Missing: ‘decisive action’
Questions around testing and safety protocols, along with proposals around compassionate release for people convicted on nonviolent felonies and are within months of finishing their sentences, were brought up at several Nevada Sentencing Commission meetings starting in March and continued through the Nov. 12 Advisory Commission for the Administration of Justice, where families again begged lawmakers to act.

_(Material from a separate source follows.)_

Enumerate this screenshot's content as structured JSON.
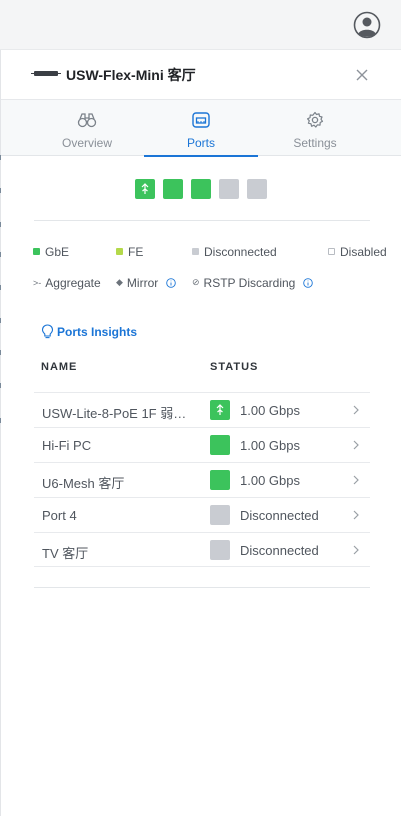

“We have not really gotten much of a substantive response in terms of letters that we sent,” Levy said. “At the beginning of this we requested that NDOC send us their policies and procedures for how they planned to prevent the spread that we’re seeing now.”
The response directed Levy to the website, and left open many questions.
They weren’t the only group pressing for answers and actions.
“On March 26 we sent a detailed letter to the governor as well as other key state officials asking for mitigating actions to be taken to prevent an outbreak of this magnitude,” Turner said. “We sent letters. We testified in Sentencing Commission meetings. We sent actual testimony from incarcerated people voicing their concerns over the handling of Covid directly to the attorney general’s office. We wrote op-eds and articles about the conditions inside that were making it impossible to prevent a mass spread like what we’re seeing today.”
But their concerns were dismissed.
“We were told our concerns and our labor was a mechanism to push a criminal justice reform agenda,” Turner said. “This isn’t about partisan politics. This is, and has always been, about fighting for the people who no one else is fighting for.”
Turner called the situation with the corrections agency a human rights emergency and urged “decisive action by the governor and state leadership to preserve the rights of incarcerated people at the same tenacity and resources we’ve put into preserving lives throughout the state.”
“The governor’s office, the state of Nevada, declared systemic racism is a public health threat,” Turner said. “Yes, it is. We can’t just make that declaration and then not act on its consequences. Black, brown, indigenous and poor people are disproportionately behind bars right now. We can’t just turn an eye.”
During public comment for the Advisory Commission for the Administration of Justice, Hocking and family members invited Daniels, who sits on the committee, along with lawmakers to attend a town hall meeting Return Strong is planning for December.
They hope that after months of silence, they can direct their questions directly to officials.
“Director Daniels is currently not scheduled to attend the meeting,” Quenga said via email when asked if he would be attending.